Ce jour-là, les élèves étaient très dissipés. Une femme est entrée dans la salle de classe vous priant de regagner vos chaises et d’observer le silence. Elle a écrit son nom au tableau. Elle a ensuite posé la craie délicatement et vous a regardés avec des yeux perçants. Tu n’étais pas très concentré, tu ne comprenais pas la raison de son intervention. Elle a longuement parlé des anciens objets de famille. Tu t’es dit que cet atelier d’écriture ne s’adressait sûrement pas à un orphelin exilé comme toi. 

Une valise comme objet rapporté pour un atelier d’écriture..

Une pipe comme bouée de sauvetage pour ne pas sombrer.

Une valise comme lit de fortune.

Un bout de papier pour demander pardon.

Une valise comme réceptacle pour boire.

Un rasoir comme relique d’un père.

Une valise comme protection.

Une valise qui devient presque humaine

Une valise qu’Arsène considère comme un prolongement de lui-même

Une valise qui fait remonter des mots/maux que le jeune garçon a voulu oublier.

Les objets que Suzanne a voulu garder en souvenir de son père décédé trop tôt.

La valise d’Arsène qu’il a rapportée du Rwanda. Sans elle, il ne serai pas vivant. 

Elle te donnait à boire chaque jour à heure fixe comme si c’était son devoir de le faire, un minimum vital pour ne pas te perdre, toi qui n’avançais plus qu’en titubant, écrasé par la fatigue et le désespoir. Vous étiez deux sur ce chemin. Seul, tu n’aurais pas survécu.

Une histoire de valise et de mots qu’Arsène et Suzanne vont partager ensemble. Trouver les mots et enfin les écrire. Comme pour exorciser. Comme pour faire revenir les disparus. Comme pour signifier « je ne suis pas mort ». 

Le parallèle entre les deux histoires permet de s’immiscer dans la tête des deux personnages. Suzanne, la professeur et Arsène l’élève. Ils ont perdu chacun des êtres chers, et même si leur histoire n’est pas du tout semblable, ils arrivent à extraire les maux qui les cadenassaient depuis longtemps 

Le périple d’Arsène m’a prise aux tripes. Comment un si jeune garçon a-t’il pu survivre au massacre de son village? Comment a-t’il eu la force de marcher seul à travers la nature ? Grâce à la valise de sa grand-mère donnée la veille de son départ du village. Avant le massacre. Avant la fin de son innocence. 

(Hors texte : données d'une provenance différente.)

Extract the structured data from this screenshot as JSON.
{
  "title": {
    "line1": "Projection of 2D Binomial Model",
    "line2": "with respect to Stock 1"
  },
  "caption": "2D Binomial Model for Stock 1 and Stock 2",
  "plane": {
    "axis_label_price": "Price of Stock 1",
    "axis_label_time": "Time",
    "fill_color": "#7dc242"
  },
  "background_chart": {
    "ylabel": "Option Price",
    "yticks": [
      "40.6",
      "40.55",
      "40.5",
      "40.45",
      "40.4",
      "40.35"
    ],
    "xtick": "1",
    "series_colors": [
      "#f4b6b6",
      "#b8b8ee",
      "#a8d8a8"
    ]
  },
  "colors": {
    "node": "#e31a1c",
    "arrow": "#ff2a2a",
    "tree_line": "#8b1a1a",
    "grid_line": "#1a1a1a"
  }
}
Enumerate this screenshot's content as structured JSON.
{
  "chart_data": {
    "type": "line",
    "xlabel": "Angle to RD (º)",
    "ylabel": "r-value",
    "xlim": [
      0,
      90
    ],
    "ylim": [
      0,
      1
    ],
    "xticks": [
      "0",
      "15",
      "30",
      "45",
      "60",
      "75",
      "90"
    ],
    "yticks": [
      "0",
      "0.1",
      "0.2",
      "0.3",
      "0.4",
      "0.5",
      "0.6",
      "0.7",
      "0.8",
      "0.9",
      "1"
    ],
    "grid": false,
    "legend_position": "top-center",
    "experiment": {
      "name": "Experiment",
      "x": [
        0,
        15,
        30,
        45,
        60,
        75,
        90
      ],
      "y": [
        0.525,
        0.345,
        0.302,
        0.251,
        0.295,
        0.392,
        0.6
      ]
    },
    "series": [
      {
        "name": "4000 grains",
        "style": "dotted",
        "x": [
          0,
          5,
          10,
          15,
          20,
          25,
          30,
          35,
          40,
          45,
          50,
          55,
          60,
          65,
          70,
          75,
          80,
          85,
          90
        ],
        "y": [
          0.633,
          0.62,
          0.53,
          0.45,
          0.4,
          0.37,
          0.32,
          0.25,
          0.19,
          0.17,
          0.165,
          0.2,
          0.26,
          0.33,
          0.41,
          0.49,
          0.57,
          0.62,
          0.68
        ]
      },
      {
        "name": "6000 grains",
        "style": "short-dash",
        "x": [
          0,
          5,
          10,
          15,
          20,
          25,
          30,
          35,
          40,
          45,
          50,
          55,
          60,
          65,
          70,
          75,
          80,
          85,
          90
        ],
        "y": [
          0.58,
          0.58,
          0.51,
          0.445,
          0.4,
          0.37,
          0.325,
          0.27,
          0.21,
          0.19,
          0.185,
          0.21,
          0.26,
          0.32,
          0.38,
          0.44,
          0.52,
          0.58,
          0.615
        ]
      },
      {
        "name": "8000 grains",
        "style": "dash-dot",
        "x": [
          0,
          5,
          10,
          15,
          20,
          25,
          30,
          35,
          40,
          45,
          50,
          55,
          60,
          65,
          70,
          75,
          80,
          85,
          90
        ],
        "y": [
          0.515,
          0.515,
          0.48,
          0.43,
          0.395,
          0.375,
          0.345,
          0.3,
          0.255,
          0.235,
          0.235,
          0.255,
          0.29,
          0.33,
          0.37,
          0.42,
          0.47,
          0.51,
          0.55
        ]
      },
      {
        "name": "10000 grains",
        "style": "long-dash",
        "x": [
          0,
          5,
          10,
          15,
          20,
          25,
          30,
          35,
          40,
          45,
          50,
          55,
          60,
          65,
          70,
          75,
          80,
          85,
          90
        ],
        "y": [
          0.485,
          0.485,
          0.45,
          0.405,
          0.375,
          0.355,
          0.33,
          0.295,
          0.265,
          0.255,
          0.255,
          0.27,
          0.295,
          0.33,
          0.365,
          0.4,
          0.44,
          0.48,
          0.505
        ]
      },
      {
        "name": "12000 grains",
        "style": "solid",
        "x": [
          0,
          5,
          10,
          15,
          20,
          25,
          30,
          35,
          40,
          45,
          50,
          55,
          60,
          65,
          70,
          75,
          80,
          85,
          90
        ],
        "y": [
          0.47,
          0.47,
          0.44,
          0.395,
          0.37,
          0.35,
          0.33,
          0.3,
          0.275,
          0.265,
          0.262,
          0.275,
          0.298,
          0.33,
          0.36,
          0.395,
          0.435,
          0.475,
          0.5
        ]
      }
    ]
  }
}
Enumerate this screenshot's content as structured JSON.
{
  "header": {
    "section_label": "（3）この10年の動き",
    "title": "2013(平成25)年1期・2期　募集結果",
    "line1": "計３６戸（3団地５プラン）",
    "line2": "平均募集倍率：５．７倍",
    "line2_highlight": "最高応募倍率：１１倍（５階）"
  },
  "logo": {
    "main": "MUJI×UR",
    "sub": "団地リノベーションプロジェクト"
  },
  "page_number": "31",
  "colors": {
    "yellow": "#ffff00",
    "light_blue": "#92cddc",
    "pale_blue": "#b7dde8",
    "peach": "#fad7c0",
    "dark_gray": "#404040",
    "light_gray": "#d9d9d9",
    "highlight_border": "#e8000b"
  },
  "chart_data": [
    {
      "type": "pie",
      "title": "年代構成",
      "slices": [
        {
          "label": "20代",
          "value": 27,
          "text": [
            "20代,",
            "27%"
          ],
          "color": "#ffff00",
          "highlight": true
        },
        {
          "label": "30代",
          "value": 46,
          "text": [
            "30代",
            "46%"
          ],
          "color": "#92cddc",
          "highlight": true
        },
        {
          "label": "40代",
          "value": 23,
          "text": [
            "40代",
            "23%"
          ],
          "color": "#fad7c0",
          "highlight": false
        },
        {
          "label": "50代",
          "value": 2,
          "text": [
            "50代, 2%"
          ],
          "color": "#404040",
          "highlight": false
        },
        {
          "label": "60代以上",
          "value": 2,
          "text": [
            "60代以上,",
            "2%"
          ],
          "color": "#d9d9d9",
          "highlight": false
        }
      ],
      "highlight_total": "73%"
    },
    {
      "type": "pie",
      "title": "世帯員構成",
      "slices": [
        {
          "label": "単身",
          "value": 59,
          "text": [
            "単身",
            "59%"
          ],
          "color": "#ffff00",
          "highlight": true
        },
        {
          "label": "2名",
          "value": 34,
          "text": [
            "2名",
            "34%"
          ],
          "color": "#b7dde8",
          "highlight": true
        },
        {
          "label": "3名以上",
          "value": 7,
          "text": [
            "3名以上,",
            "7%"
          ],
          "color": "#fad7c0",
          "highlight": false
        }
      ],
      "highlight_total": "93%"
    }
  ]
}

Comme pour nous donner du souffle et reprendre nos esprits, Suzanne nous conte sa vie. Son père est décédé alors qu’elle n’était qu’une enfant. Sa survie à elle, ce sont les objets qu’elle a gardés. Ce sont les souvenirs d’un appartement où elle a vécu ses plus belles années. 

J’ai été profondément touchée par ces deux histoires. L’auteure amène beaucoup de tendresse et de délicatesse entre ces deux personnes qui petit à petit, au fil des discussions, vont se connaitre et apprendre l’un de l’autre. 

Un livre qui se lit vite mais qui se garde en tête.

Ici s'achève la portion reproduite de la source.